100. That hath a stomach in't: that demands stubborn courage with a possible play on the other sense of stomach, namely, "appetite." Cf. Henry V, III, vii, 166: "they have only stomachs to eat and none to fight."

109. Portentous: of the nature of a portent, ominous-not merely in the sense of "prodigious, monstrous, extraordinary," as frequently in present usage. Notice especially its use in Julius Cæsar, I, iii, 31, when that passage is read as indicated below, under line 113.

110. So like the king. Turn back to lines 47-49, 58-59, 81. Why is this point so emphasized?

113 ff. Compare Julius Cæsar, I, iii, 1-78; II, ii, 13-31, for a fuller account. In both instances Shakespeare is recalling certain passages in Plutarch's life of Julius Cæsar, which he knew in North's translation.

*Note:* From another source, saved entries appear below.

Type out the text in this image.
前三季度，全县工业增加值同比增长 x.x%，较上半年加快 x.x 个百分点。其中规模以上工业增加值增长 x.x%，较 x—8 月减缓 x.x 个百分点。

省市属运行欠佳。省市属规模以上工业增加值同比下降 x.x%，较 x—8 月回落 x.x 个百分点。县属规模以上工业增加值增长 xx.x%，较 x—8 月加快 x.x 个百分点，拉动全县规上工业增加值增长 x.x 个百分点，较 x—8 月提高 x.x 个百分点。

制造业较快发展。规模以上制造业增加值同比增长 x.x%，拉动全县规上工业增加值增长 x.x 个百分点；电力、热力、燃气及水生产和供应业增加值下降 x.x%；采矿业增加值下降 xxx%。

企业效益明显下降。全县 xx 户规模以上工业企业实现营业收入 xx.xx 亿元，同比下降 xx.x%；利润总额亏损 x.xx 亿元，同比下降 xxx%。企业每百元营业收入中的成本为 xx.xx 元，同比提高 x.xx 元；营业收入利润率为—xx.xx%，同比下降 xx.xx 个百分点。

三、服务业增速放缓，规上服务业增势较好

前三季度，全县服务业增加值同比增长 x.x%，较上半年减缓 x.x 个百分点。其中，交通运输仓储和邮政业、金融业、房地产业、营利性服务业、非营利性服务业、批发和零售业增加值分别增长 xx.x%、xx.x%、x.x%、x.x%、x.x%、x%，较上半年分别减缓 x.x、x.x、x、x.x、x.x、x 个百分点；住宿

Compare especially the following, where Plutarch speaks of "the strange and wonderful signs that were said to be seen before Cæsar's death": "For, touching the fires in the element, and spirits running up and down in the night, and also the solitary birds to be seen at noondays sitting in the great market-place: are not all these signs perhaps worth the noting, in such a wonderful chance as happened? But Strabo the Philosopher writeth, that divers men were seen going up and down in fire. . . . Again, of signs in the element, the great comet which seven nights together was seen very bright after Cæsar's death," etc. (Temple edition, VII, pp. 202-03, 211).